One such trick is the "noisy insider buy." Investors have long looked to insider buying as a sign of strength; less scrupulous executives will manipulate this by making a series of buys that look flashy, but either represent little actual money or are actually underwritten with loans or guarantees from the company.

It's not only the greed of executives that keeps bad companies in business. For every lousy company out there, there is an unscrupulous investment bank that would love to underwrite a capital-raising event for them. At a minimum, investors should be wary of companies underwritten by obscure banks - reputable firms won't tarnish their names by hustling money for penny stocks.

SEE: When Fear And Greed Take Over

Investor Greed Has Its Role Too
While greed among executives and bankers is bad enough, it's moot without complementary greed on the part of investors. There's a very cynical saying in the business - every lie requires a liar willing to tell it and a listener willing to believe it.

Investors love to dream of the huge score - the hundred-bagger that will buy them the Ferrari and the beach house. Unfortunately, these investors often buy into the story so hard that they lose all perspective. In their minds, every piece of bad news is just a temporary setback and anyone criticizing the company is an enemy to be shouted down. Unfortunately for them, the markets may be near-sighted, but they're not blind and few penny stocks develop into real companies.

A sure sign of a lousy company that knows it's lousy is a flurry of continual press releases, especially those touting Nobel prizes, patents and "revolutionary technology." These managers know what they're doing; penny stock investors thrive on what they perceive as encouraging information and just eat up these empty promises.
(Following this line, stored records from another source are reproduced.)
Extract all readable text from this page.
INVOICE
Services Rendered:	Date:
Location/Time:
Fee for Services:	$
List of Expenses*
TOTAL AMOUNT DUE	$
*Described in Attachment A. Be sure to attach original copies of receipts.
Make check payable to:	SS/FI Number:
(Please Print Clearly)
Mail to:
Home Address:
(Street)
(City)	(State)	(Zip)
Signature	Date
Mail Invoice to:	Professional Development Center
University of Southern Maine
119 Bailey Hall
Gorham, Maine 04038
Many of these lousy companies actually pay for positive coverage. I myself have been approached numerous times by PR firms to write favorable reviews about worthless penny stock companies, and at $1,000 or more a pop, I can understand why dishonest writers would do it. With that in mind, be wary of any company with a ".pk" or ".ob" in its ticker that seems to attract a lot of blogger or writer interest. Simply put, reputable firms and writers don't spend much time on penny stocks.

How Should Investors Protect Themselves
Knowing the allure of the tenbagger, some investors will continue to dumpster-dive in the hopes of finding that diamond in the rough. Since it's difficult to dissuade them from trying, here are a few pieces of advice on how to avoid corpse-corps.
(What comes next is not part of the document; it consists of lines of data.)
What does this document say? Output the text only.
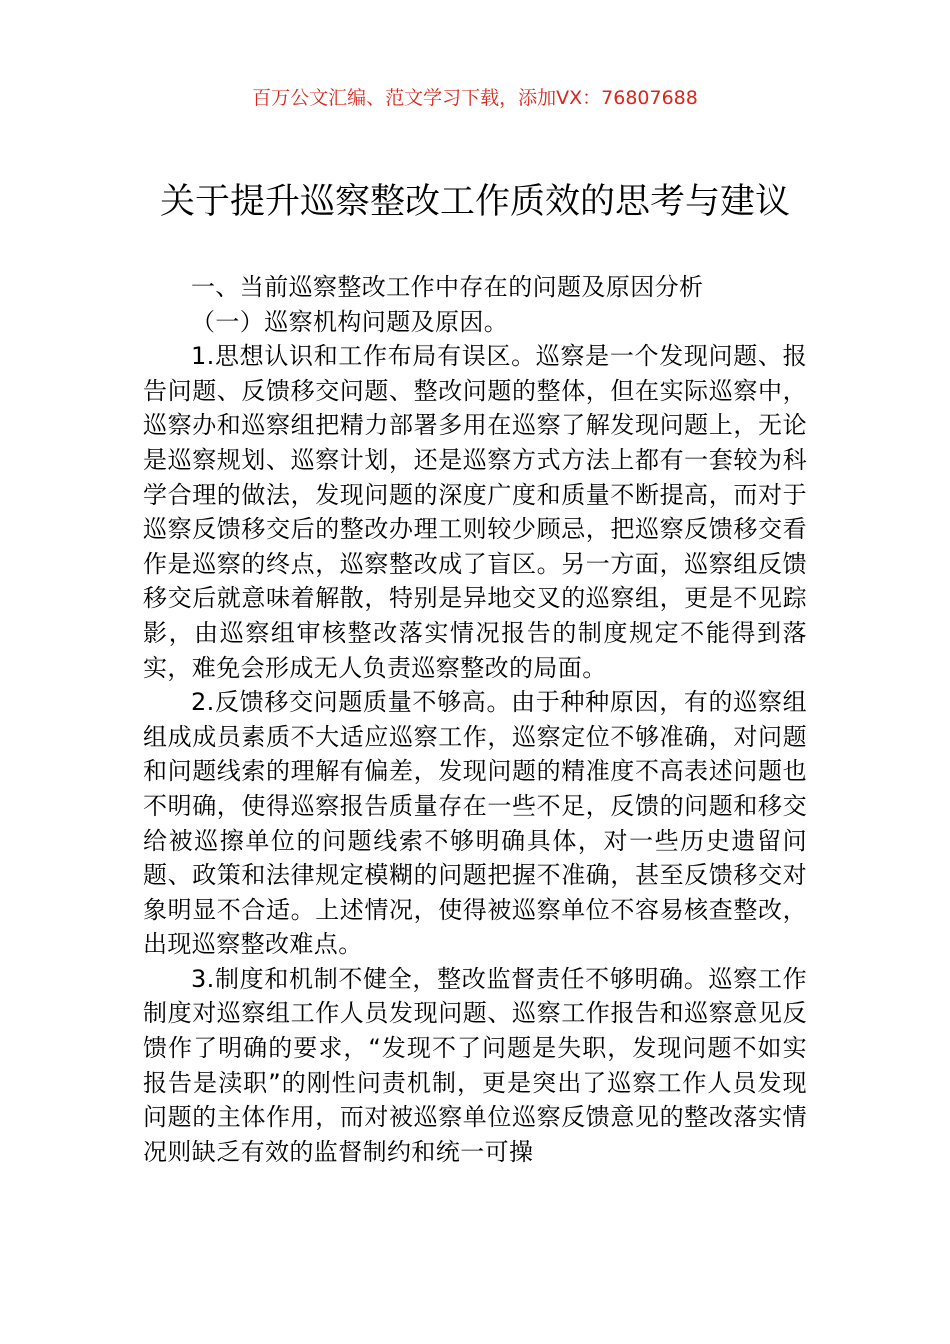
百万公文汇编、范文学习下载，添加VX：76807688
关于提升巡察整改工作质效的思考与建议

一、当前巡察整改工作中存在的问题及原因分析

（一）巡察机构问题及原因。

1.思想认识和工作布局有误区。巡察是一个发现问题、报告问题、反馈移交问题、整改问题的整体，但在实际巡察中，巡察办和巡察组把精力部署多用在巡察了解发现问题上，无论是巡察规划、巡察计划，还是巡察方式方法上都有一套较为科学合理的做法，发现问题的深度广度和质量不断提高，而对于巡察反馈移交后的整改办理工则较少顾忌，把巡察反馈移交看作是巡察的终点，巡察整改成了盲区。另一方面，巡察组反馈移交后就意味着解散，特别是异地交叉的巡察组，更是不见踪影，由巡察组审核整改落实情况报告的制度规定不能得到落实，难免会形成无人负责巡察整改的局面。

2.反馈移交问题质量不够高。由于种种原因，有的巡察组组成成员素质不大适应巡察工作，巡察定位不够准确，对问题和问题线索的理解有偏差，发现问题的精准度不高表述问题也不明确，使得巡察报告质量存在一些不足，反馈的问题和移交给被巡擦单位的问题线索不够明确具体，对一些历史遗留问题、政策和法律规定模糊的问题把握不准确，甚至反馈移交对象明显不合适。上述情况，使得被巡察单位不容易核查整改，出现巡察整改难点。

3.制度和机制不健全，整改监督责任不够明确。巡察工作制度对巡察组工作人员发现问题、巡察工作报告和巡察意见反馈作了明确的要求，“发现不了问题是失职，发现问题不如实报告是渎职”的刚性问责机制，更是突出了巡察工作人员发现问题的主体作用，而对被巡察单位巡察反馈意见的整改落实情况则缺乏有效的监督制约和统一可操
Firstly, be very skeptical of companies with no record of success and no sell-side support from a bank you've heard of before. That's especially true for companies that have been around for years with no discernible success. Look out for frequent trips to the public markets for money, often led by banks you've never heard of and/or wouldn't open an account with. Also, be wary of frequent PR releases - particularly those trumpeting the technology and/or its potential and not actual progress in R&D or marketing. Last and not least, be on the lookout for what top investors do - if leading small-cap or micro-cap funds have taken a position, that's a meaningful endorsement, though by no means a guarantee.

SEE: 10 Timeless Rules For Investors

The Bottom Line
Finding winning investments is hard enough; investors don't need to make it harder on themselves by fishing in waters where there's nothing worth catching. While the pull of greed and the relatively low legal risk of perpetuating lousy companies means that these awful publicly traded stocks will always be with us, investors should at least protect themselves and learn to be more discerning about their long-shot investment candidates.